入学したての頃はみんな浮き足だっていたけれど、それは1か月ほど過ぎる頃にはなくなった。
テレビでよくいじめがどうのってニュースをやっているけれど、うちの学校は特に問題はない。
クラスメイトはみんな仲がいいし、カレンダーが7月になってからは夏休みの計画を色々立てているのを耳にする。
もうすぐ一学期が終わろうとしているのに、浮いたままなのは私だけ。
どうやら私はものすごく〝とっつきにくい性格〟をしてるらしい。
話しかけられても無愛想そうだし、返事も一言二言返すだけ。
その上、季節関係なくパーカーを着て、体育の授業もいつだって長袖のジャージ。
協調性のない私に最初は先生も口うるさく言ってきたけど、最近は見放したようになにも言わなくなった。

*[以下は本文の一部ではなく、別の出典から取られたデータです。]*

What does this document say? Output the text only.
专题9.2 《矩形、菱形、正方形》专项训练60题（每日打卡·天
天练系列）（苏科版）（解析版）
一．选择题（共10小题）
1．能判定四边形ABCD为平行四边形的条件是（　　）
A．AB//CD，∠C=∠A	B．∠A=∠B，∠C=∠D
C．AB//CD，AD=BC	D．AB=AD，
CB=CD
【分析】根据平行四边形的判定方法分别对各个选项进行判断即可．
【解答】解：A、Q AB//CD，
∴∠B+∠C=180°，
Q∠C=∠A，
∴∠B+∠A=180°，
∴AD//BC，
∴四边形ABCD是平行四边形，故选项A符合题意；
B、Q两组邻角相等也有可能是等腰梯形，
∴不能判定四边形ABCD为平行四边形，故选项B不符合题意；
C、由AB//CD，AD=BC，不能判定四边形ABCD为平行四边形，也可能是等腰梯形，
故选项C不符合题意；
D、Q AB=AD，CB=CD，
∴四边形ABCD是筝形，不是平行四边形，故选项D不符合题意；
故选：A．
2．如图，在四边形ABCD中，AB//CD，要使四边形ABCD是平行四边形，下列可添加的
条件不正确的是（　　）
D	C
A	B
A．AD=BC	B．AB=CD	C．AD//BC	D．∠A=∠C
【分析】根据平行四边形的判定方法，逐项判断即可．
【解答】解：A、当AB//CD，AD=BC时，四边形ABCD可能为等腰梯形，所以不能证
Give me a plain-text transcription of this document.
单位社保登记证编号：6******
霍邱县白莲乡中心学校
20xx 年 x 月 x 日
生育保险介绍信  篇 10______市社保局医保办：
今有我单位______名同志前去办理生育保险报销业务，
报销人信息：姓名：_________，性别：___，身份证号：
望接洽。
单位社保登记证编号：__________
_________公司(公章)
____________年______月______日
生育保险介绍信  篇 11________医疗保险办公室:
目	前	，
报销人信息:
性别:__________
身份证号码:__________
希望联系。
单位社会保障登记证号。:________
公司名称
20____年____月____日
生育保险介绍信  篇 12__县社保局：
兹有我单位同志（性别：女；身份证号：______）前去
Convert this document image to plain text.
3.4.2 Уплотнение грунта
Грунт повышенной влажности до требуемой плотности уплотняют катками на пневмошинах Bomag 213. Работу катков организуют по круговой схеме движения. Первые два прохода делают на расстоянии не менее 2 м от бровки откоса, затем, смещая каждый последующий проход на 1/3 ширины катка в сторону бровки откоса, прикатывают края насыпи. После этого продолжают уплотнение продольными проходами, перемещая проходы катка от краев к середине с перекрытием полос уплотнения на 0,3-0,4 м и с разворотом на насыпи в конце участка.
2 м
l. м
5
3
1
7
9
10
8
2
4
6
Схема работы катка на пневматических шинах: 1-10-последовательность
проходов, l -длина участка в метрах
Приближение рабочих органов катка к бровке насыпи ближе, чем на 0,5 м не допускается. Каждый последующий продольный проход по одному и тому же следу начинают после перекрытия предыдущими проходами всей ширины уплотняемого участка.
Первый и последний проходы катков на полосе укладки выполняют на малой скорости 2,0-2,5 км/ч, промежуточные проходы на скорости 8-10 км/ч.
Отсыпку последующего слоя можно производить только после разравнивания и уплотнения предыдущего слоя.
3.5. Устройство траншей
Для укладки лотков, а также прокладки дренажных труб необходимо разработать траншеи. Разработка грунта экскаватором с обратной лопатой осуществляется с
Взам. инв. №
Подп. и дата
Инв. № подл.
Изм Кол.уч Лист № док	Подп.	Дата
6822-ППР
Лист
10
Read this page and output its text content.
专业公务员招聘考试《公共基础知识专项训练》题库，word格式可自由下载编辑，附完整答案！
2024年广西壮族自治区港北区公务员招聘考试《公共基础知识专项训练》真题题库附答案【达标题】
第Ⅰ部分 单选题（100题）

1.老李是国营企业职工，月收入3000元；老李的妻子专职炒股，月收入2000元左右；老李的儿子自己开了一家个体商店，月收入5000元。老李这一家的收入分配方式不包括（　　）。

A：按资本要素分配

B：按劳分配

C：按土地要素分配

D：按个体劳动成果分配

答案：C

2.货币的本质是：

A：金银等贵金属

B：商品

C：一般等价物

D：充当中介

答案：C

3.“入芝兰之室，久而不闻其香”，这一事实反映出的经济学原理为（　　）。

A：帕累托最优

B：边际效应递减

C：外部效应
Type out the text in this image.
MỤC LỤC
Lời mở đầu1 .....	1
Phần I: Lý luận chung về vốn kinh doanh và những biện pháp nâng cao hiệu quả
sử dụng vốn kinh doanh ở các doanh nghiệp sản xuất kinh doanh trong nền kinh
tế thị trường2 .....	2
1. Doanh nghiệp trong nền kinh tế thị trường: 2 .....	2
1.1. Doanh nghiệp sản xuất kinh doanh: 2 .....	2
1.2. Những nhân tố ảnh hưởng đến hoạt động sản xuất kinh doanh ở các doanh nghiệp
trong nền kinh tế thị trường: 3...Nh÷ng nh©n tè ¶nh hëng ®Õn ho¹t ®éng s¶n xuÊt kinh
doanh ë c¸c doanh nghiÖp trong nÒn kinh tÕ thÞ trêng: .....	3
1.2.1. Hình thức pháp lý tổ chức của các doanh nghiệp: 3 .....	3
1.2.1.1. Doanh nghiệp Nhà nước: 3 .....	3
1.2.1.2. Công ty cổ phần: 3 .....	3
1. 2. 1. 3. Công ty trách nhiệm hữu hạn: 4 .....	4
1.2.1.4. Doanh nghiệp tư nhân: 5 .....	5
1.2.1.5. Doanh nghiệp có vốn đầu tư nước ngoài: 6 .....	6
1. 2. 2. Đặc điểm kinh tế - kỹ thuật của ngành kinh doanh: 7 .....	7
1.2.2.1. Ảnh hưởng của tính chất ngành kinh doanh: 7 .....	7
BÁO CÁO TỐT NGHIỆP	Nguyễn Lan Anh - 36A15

クラスメイトたちもまるで私を空気のように扱うし、こうして授業をサボっても誰も気にすることはない。
ひとりは楽だし、友達も必要ないし、なにより私は誰かを信じるという心をなくしてしまった。
――『お前なんて、いらない』
そう言われたあの日の言葉が頭の奥で響いている。
どんなにイヤホンのボリュームを上げても、その声だけは消えてはくれない。